Tibouchina urvilleana (de Candolle) Cogniaux

Photographed by: Chelsie Vandaveer.
Credits: Photographed glory bush in garden of Monica Brandies
Other Information: 

The purple glory bush or princess flower (Tibouchina urvilleana (de Candolle) Cogniaux) is native to Brazil. Members of the Melastomataceae, Tibouchina are endemic to the American tropics.

The Melastome family contains over two hundred genera with an estimated three to four thousand species spread over the tropics and subtropics worldwide with a single genus (Rhexia) found in temperate zones. Melastome flowers have either four or five petals and stamens either equaling the number of petals or twice the number of petals.

Many Melastomes bear two types of stamens which have two distinct purposes. The short stamens produce pollen lacking genetic material (DNA) as a reward or bee-food. The long, curved stamens produce real pollen for reproduction and only dehisce (release the pollen) when vibrated by the buzz of a visiting bee.
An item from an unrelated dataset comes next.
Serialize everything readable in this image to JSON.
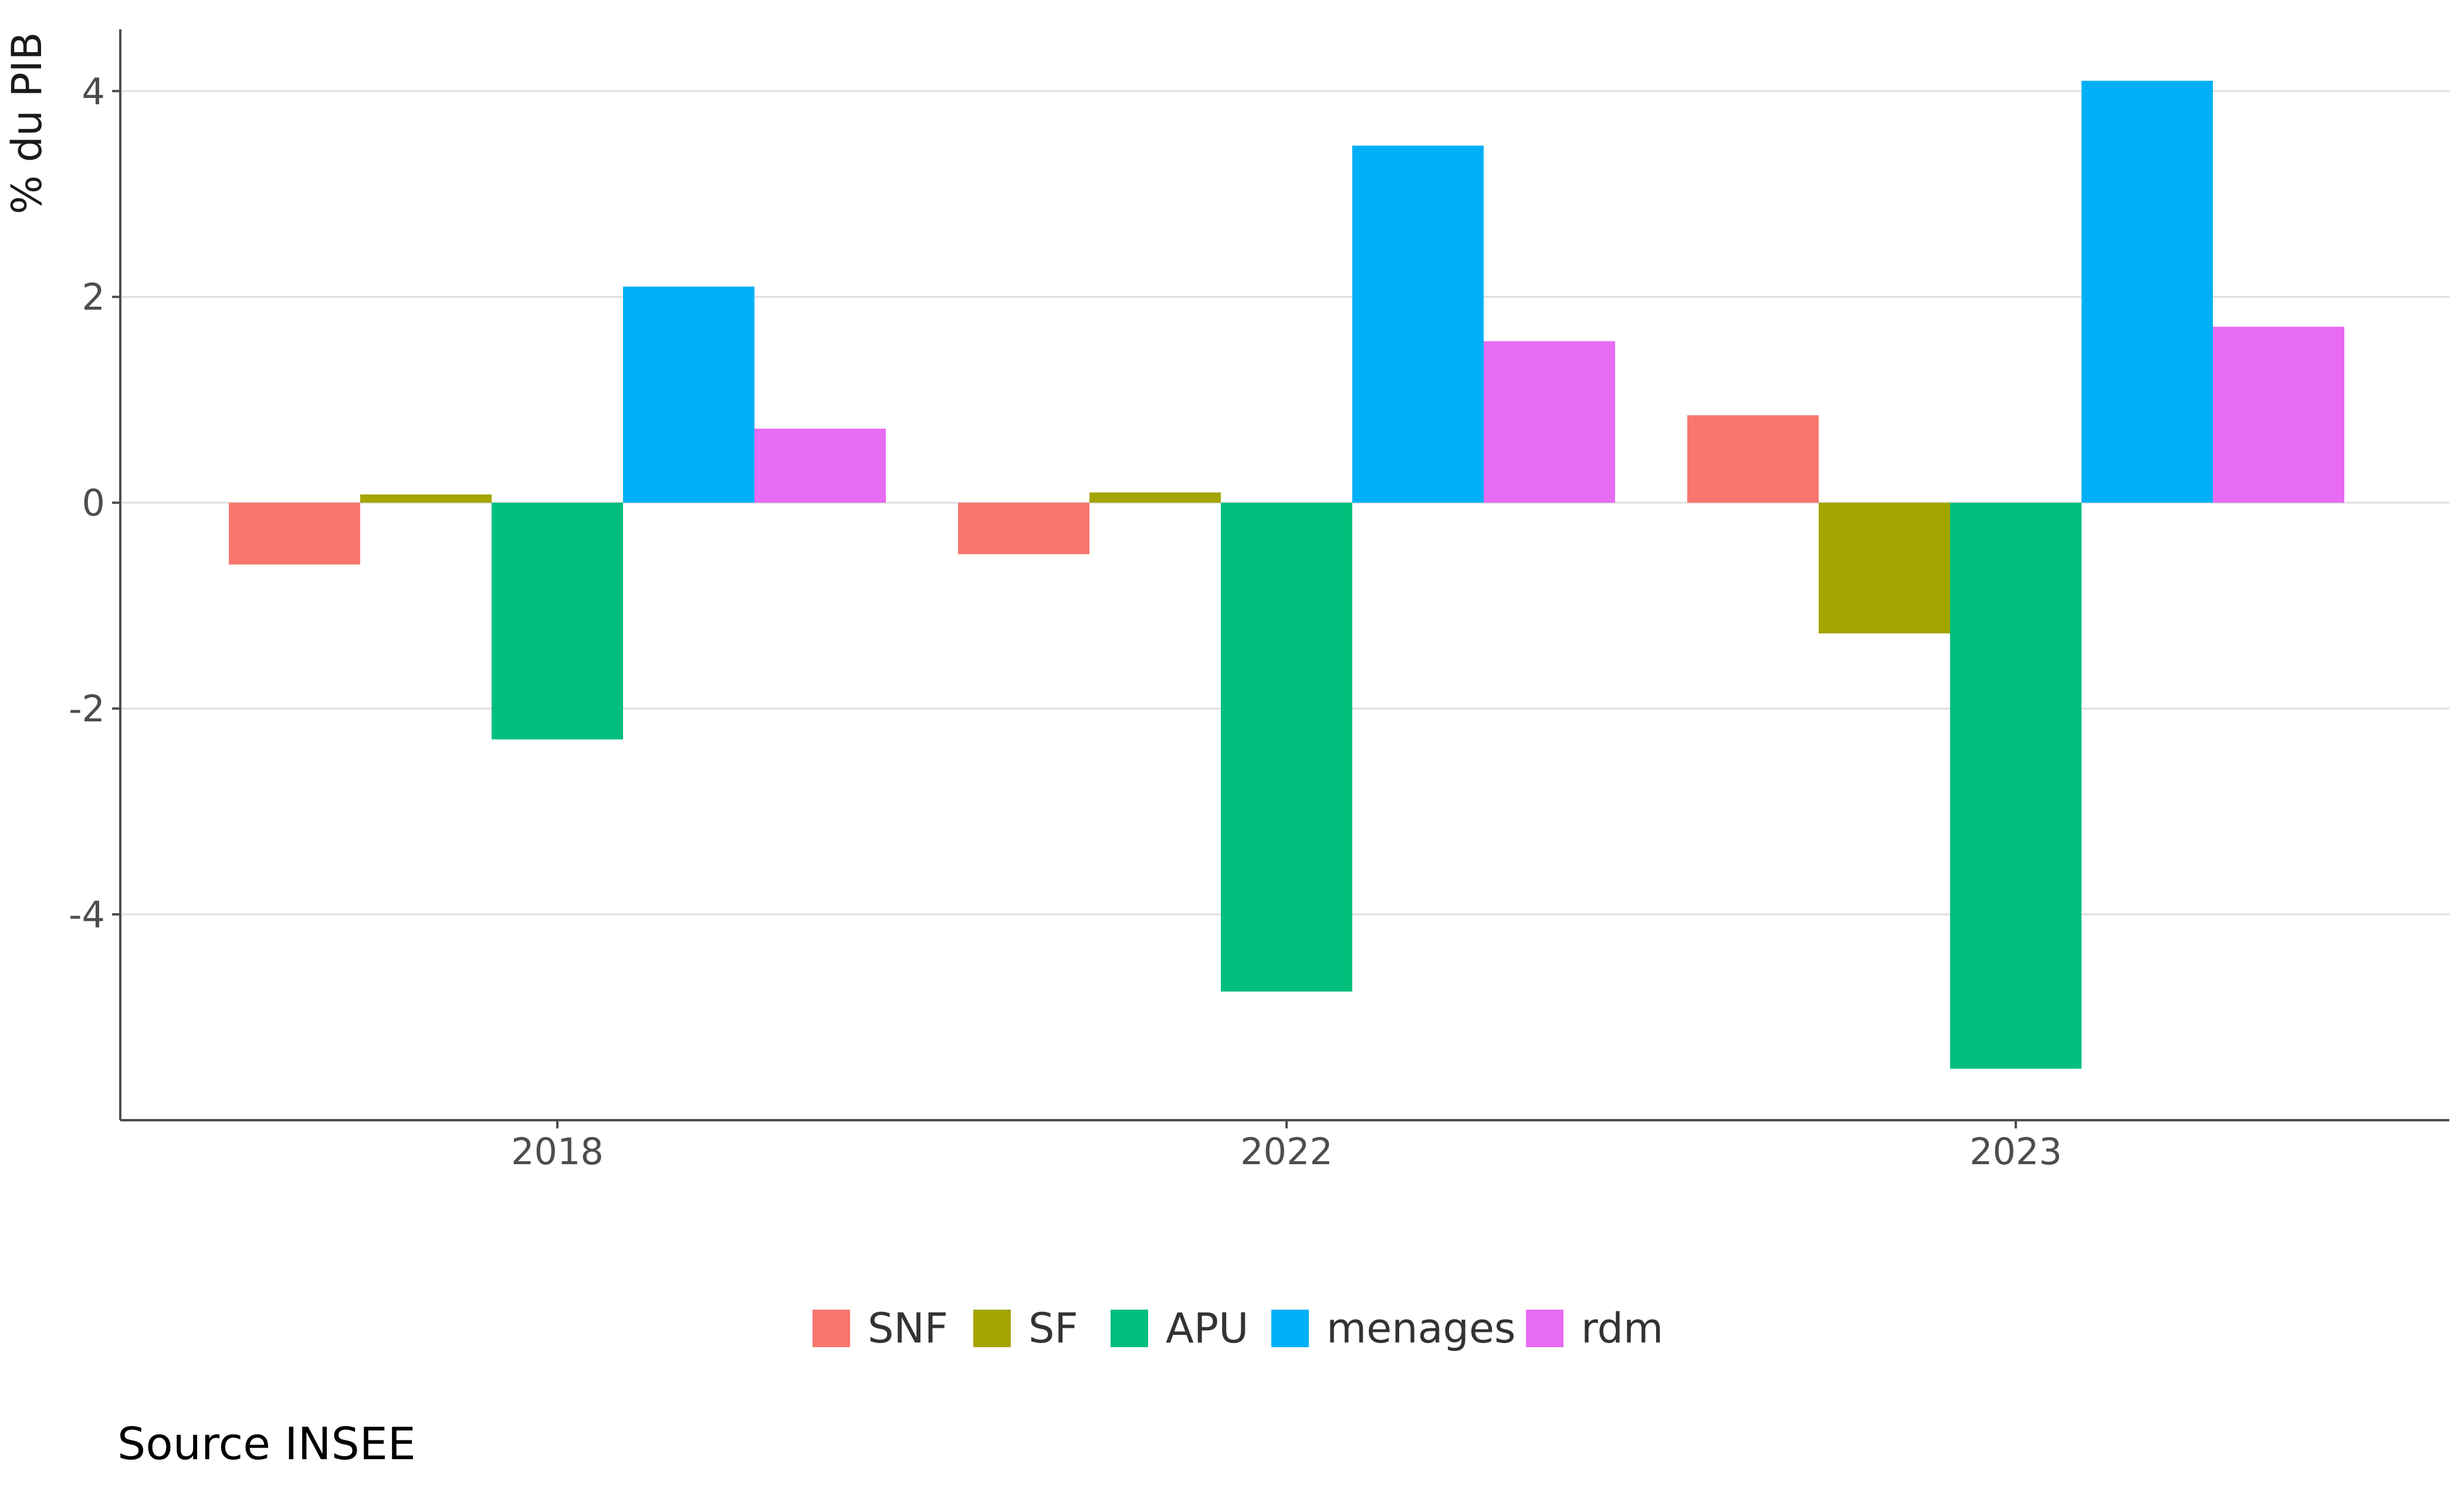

"Here the flowers are usually purple or pink and the pollination anthers are of a similar colour, while the food-anthers are yellow. The pollination anthers are carried on jointed filaments of the on the lower half of the...flower, serving as a support for an insect collecting pollen from the conspicuous food-stamens while being rather inaccessible themselves. Pollen is released by vibration (buzz-pollination...). The flowers are sacrificing some of their pollen to the bees in exchange for pollination....here the allocation of pollen to bee-food is clearly defined." (The Natural History of Pollination, M. Proctor, P. Yeo, and A. Lack, 1996)

The real pollen is carried mostly unnoticed on the underside of the bee to pollinate the next flower. The fake pollen is collected and stored on the bee's hind legs. It will be carried back to the nest.